Home > OS >  ARM64 extension and enabling FEAT_XNX
ARM64 extension and enabling FEAT_XNX

Time:11-16

How do I enable an arm64 extensions such as FEAT_XNX ?

I'm working on stage 2 page table execution permission on arm64, currently looking into D5.4.6 section of the manual.

It mentions that the XN pair only describe stage 2 controle only when FEAT_XNX is implemented. In my systems it seems that FEAT_XNX is not implemented.

I looked in to MMFR4 and other register to perform the check as mentionned in the manual.

My question would be, how do I "implement" it ? Is it even up to me or it's a feature only available on certain HW ? Can I add this to Qemu ? Could someone explain to me those FEAT_****** things, what is that exactly ? I can't find ressources that talks about it online.

Thanks all

CodePudding user response:

The Arm architecture defines both the base architecture and also extension features. The extension features have names like FEAT_XNX; the exact meaning of each extension is defined in the Arm Architecture Reference Manual for A-profile Architecture.

When QEMU implements an architecture extension, whether you see it in the guest will depend on the guest CPU model you select. For specific CPU types, such as "cortex-a57", QEMU's model implements those architecture features that the real hardware CPU implements. QEMU also has a CPU type "max" -- this is an emulation-only CPU type which has every feature QEMU supports enabled.

As a general rule it is not possible to enable or disable specific architecture extensions on the command line: it can only be done for a few very large features like SVE or SME. (The documentation for these command-line-selectable properties is here: https://www.qemu.org/docs/master/system/arm/cpu-features.html )

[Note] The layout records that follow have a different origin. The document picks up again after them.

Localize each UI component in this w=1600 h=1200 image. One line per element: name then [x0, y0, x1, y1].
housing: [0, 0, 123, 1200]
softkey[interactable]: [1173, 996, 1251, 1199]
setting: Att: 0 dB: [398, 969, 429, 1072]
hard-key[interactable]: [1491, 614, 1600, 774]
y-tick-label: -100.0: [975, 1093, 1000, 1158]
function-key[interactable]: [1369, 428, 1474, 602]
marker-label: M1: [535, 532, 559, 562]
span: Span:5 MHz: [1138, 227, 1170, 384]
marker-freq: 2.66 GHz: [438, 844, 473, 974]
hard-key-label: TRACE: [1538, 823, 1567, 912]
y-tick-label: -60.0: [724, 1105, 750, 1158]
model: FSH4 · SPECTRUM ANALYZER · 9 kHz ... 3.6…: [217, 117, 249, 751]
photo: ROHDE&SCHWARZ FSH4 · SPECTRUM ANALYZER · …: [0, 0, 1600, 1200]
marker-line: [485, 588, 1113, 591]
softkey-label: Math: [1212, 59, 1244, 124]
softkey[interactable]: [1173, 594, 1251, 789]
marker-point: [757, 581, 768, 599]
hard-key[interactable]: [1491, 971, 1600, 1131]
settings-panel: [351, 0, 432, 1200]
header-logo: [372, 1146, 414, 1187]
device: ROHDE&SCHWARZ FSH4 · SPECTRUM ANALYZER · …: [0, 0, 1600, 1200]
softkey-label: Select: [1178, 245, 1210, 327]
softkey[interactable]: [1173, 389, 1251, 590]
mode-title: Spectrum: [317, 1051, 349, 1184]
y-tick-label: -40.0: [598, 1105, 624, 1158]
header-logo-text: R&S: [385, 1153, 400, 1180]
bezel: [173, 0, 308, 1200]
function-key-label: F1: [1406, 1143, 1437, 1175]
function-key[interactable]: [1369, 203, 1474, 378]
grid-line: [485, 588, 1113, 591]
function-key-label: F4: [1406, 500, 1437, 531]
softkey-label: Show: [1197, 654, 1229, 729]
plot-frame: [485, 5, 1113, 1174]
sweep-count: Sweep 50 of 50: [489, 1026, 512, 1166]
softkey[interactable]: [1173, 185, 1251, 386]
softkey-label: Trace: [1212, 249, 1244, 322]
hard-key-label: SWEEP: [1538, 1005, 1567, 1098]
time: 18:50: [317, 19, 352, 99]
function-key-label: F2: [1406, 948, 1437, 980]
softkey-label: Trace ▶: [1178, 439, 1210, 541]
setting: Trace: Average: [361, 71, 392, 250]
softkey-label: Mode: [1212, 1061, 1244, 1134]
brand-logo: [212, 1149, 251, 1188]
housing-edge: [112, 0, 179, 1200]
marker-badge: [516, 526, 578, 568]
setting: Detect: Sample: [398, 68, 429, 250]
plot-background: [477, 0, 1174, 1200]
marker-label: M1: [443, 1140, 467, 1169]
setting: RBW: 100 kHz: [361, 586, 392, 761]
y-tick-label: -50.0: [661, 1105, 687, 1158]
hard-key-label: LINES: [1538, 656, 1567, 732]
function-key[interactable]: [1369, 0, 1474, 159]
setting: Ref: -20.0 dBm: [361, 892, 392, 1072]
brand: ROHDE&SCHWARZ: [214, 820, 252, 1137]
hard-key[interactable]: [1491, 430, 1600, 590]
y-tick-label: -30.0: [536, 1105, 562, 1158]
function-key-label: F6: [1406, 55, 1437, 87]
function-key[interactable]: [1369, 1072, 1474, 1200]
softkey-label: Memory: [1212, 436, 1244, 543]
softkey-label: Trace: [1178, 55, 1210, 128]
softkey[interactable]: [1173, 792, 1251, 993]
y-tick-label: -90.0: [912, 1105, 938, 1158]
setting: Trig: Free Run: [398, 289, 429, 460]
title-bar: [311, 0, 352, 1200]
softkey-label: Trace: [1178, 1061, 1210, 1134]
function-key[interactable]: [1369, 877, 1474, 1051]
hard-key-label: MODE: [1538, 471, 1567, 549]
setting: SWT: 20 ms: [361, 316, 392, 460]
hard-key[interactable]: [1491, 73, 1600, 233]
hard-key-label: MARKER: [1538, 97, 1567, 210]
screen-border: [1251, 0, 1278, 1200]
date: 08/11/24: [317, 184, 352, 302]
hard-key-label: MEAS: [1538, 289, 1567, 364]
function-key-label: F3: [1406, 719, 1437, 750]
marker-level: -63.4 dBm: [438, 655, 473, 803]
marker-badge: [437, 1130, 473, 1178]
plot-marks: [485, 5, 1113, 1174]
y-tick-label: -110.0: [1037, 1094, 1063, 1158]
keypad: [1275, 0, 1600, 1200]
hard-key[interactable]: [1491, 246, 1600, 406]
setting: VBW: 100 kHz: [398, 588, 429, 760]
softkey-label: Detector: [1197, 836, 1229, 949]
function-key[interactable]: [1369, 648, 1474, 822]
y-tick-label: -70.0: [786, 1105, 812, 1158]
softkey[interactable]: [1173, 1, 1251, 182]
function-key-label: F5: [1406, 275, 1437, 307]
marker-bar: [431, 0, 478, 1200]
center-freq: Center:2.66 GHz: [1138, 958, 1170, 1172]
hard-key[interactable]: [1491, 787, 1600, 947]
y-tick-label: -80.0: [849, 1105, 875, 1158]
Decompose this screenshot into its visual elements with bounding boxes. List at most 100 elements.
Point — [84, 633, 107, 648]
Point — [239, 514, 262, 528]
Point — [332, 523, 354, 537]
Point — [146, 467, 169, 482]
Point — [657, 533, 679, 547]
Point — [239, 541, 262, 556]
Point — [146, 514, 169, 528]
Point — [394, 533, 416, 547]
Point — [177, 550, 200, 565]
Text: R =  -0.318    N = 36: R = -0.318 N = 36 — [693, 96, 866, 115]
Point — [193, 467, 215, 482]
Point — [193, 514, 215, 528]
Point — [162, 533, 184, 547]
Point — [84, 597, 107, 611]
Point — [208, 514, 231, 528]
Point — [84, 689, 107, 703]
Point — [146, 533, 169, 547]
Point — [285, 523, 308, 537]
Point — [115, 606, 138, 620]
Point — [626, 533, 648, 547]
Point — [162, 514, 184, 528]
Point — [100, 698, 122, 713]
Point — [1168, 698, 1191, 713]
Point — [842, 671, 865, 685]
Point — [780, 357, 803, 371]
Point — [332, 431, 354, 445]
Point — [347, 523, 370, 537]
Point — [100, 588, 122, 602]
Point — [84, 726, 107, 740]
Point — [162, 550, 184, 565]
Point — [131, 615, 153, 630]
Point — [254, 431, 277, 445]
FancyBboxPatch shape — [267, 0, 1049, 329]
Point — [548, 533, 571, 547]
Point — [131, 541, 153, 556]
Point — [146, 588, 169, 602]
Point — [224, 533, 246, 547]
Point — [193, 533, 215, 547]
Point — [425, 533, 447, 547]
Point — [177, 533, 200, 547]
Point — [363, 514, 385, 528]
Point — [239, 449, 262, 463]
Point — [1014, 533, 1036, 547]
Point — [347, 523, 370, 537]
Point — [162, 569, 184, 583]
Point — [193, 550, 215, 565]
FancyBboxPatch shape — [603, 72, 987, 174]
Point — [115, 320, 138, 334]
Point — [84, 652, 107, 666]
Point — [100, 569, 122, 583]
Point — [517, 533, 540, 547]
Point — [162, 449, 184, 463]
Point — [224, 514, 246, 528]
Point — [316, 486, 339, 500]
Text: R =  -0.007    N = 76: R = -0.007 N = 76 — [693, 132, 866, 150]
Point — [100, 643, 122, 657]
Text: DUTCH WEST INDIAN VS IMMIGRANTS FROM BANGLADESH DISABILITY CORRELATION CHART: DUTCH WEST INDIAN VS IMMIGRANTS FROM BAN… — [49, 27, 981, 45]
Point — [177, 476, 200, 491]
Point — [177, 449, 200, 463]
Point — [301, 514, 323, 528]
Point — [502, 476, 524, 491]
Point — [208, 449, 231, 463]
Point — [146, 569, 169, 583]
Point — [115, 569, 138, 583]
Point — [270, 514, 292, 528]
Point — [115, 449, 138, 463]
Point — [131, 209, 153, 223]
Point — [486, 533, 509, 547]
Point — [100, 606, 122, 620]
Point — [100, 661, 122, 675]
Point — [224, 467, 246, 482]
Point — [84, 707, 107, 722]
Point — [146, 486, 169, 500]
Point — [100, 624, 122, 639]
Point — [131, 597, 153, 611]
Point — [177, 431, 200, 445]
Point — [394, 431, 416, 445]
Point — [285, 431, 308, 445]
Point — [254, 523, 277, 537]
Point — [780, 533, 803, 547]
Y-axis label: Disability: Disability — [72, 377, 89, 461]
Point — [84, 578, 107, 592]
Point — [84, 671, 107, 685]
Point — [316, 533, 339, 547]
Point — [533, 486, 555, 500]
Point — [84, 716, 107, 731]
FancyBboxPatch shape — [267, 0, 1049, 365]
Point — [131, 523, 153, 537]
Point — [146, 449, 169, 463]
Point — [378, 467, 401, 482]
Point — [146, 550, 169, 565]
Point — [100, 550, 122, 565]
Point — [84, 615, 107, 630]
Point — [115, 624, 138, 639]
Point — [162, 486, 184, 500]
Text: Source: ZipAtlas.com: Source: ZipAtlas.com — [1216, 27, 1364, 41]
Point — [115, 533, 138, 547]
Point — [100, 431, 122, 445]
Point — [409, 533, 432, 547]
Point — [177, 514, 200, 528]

At the time of writing, FEAT_XNX is implemented in the QEMU CPU types cortex-a76, neoverse-n1, a64fx, and max.

In guest code, whether you need to specifically "enable" an extension depends on the extension, so you need to check the Architecture Reference Manual for the details. In the case of FEAT_XNX, for instance, there is no system register enable bit. The presence of the feature just means "the CPU will interpret bit 53 of a stage 2 page table descriptor in the way specified by the manual for when FEAT_XNX is present". If the ID registers say that FEAT_XNX is not present, then bit 53 is RES0, and guest software must not create stage 2 page table descriptors where that bit is 1.

CodePudding user response:

The FEAT_XXX Architectural Features documented in Section A of the Architecture Reference Manual (I'm reading version DDI 0487I.a) are hardware features. So if your machine indicates that FEAT_XNX is not implemented, then you can't use it on this hardware.

In the manual's terminology, an "implementation" means, effectively, a hardware chip (or a software emulator).